The President narrowed his eyes. "Wait a minute," he said, "is that why Da Silva, Paisley, Tadić, and Yuschenko are here?"
"Yes, Mr. President," Sarah interjected. "I personally visited each one of them and asked them to come to Washington.
"While I was in Belgrade, the NSA managed to find my plane and impound it. I unexpectedly encountered Agent Larkin, and we were able to escape to NAS Sigonella, using the C-2 that he had. Its engines cut out as we were landing; however, we were able to convince the watch commander to detach an ES-3 Shadow to us, which we decided to fly to the Eisenhowerand spring Commodore Saxon from custody."
"Meanwhile," Chuck continued, "Colonel Casey and I were discovered in Virginia by the NSA. They attempted to eliminate us again, but Director Tyler had caught wind of the plan, and led in a rescue team to extract us. We were removed to CIA headquarters at Langley, which is where we've been for the last two days.
"While all this was going on, Senator Art Graham went to Fort Bliss to 'inspect' the ECOMCON command facility. He was detained by Fulcrum forces at Fort Bliss; however, we were able to arrange for DEA Agent Carina Miller and Marine Corps Gunnery Sergeant Mitchell Tucker to infiltrate the base and extract Senator Graham.

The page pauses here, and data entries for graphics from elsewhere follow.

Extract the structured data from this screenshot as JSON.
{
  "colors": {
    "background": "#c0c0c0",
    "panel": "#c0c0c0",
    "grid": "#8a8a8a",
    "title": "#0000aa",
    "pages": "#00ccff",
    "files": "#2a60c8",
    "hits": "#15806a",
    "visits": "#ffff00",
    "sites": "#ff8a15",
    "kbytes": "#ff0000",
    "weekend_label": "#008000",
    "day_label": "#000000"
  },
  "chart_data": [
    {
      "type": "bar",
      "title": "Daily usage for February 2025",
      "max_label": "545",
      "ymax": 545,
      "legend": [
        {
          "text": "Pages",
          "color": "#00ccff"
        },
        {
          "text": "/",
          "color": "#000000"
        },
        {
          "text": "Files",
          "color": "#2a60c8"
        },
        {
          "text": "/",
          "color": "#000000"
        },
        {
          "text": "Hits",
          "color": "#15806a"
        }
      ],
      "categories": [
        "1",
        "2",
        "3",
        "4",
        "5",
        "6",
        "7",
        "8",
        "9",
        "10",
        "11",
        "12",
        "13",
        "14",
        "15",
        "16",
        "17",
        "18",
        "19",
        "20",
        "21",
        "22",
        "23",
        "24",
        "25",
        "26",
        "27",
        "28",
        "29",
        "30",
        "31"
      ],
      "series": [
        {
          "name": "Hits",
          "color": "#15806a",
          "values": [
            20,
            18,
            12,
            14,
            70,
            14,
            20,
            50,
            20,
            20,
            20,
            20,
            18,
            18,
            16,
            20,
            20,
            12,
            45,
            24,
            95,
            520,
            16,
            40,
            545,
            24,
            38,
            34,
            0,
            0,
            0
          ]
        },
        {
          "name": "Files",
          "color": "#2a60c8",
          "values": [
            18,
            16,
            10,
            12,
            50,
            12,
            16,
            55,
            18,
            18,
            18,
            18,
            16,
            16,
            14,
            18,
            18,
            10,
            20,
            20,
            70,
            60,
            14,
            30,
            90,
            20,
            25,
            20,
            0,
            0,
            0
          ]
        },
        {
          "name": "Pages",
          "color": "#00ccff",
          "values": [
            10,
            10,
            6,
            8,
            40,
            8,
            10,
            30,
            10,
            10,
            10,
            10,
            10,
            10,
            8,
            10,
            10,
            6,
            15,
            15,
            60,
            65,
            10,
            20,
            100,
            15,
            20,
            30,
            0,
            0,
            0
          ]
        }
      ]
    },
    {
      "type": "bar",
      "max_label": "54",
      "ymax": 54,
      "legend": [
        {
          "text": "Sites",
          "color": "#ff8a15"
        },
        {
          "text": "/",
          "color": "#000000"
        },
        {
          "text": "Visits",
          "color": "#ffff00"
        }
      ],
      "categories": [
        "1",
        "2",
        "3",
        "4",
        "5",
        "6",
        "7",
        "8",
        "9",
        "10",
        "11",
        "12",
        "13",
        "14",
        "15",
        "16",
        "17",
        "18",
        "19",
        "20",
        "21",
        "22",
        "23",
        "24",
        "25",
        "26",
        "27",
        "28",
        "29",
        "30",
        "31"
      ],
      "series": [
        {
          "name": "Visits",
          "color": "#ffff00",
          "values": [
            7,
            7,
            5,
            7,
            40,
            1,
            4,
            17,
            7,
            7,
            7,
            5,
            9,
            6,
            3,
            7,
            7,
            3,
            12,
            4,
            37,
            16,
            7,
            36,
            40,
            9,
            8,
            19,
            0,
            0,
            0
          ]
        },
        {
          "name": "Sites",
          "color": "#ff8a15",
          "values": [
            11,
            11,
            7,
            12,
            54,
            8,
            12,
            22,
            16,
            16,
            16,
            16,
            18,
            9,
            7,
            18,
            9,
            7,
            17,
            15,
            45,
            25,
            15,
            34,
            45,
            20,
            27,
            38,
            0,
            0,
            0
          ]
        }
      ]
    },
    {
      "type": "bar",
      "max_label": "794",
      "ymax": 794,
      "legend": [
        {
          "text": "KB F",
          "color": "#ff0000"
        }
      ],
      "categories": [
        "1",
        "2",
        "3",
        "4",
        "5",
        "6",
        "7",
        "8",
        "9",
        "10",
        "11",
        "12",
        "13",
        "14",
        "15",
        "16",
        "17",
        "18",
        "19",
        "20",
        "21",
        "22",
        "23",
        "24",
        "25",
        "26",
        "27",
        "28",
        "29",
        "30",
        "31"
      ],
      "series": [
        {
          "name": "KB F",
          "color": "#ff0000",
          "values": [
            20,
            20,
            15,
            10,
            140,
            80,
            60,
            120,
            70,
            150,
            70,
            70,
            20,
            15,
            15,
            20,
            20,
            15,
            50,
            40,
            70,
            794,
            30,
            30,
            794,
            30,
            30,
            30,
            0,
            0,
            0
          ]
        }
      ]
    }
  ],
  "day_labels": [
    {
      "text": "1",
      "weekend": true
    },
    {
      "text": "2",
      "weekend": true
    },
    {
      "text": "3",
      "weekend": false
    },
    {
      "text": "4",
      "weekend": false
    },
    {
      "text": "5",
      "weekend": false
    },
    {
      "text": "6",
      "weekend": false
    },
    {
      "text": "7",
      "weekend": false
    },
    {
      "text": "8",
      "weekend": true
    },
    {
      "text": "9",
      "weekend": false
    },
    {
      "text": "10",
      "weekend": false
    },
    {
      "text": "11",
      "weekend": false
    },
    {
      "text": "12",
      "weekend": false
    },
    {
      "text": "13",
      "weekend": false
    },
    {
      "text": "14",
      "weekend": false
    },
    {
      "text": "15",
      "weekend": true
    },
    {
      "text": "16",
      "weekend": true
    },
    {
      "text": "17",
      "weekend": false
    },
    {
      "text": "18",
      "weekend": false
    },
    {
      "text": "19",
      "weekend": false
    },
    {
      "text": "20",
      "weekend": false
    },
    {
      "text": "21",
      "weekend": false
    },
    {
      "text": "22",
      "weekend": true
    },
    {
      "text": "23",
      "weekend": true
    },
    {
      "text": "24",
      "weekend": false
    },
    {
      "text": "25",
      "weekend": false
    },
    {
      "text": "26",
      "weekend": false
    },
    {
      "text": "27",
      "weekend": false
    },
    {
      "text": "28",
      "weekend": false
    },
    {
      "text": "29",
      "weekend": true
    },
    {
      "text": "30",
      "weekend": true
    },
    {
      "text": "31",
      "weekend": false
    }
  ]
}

"As that was happening, Agent Walker, Agent Larkin, Commander Harrison, and Captain Williamson landed on theEisenhower and extracted Commodore Saxon. Due to the number of seats in the ES-3 Shadow, they had to leave Captain Williamson onboard the Eisenhower. This, however, proved to be fortuitous, because Captain Drexler pursued the Shadow in an F-14 Tomcat. Captain Williamson, um, appropriated an F/A-18 Hornet – his primary aircraft type – pursued Captain Drexler, and shot his aircraft down just as he was about to initiate an attack on the ES-3."
And it's true we are immune, when fact is fiction and TV reality. And today the millions cry, we eat and drink, while tomorrow they die!
"This is unbelievable," the President uttered.
"There's a little more left," Chuck replied. "The ES-3 and Captain Williamson's F/A-18 landed on Guam, where they were given transport on a B-1B Lancer back to Washington. Meanwhile, Senator Graham, Gunnery Sergeant Tucker, and Agent Miller had departed Fort Bliss, but aircraft problems had forced them to land in Knoxville, where they rented a car to drive to Washington.
"Both groups were attacked en route – Agent Miller's car was ambushed in Richmond by an NSA strike team; however, Gunny Tucker was able to fight them off. In addition, two F-16s from Langley Air Force Base were dispatched to shoot down the B-1 which the other group was on; however, Agent Walker convinced them to disregard their orders and return to base.
"Both groups eventually arrived at Langley safely. Director Tyler organized a massive motorcade to bring us all to the White House. Somehow, information about the motorcade must have leaked to Fulcrum, and as we were on our way here, a single F/A-18 Hornet – where from, we don't yet know – attempted to attack us, but attacked the wrong bridge. After a few harrowing moments on the streets, we arrived safely here – and that brings us to just before you arrived."
The President stared at Chuck in disbelief. Crossing behind the old desk made from timbers from the old HMS Resolute, he sat down heavily in his chair, suddenly looking his age.
After a moment of silence, he picked up his phone. "Carla," he said, sounding weary and hurt, "I need Mel Powers, Bob Kellerman, Fred McConnell, Linda Foster, Marianne O'Hare, Ian Noble, Lou DeBlasio, and Diane Beckman in here. I need to see them RIGHT NOW."
And the battle's just begun, to claim the victory that Jesus won, on a Sunday, bloody Sunday… Sunday, bloody Sunday.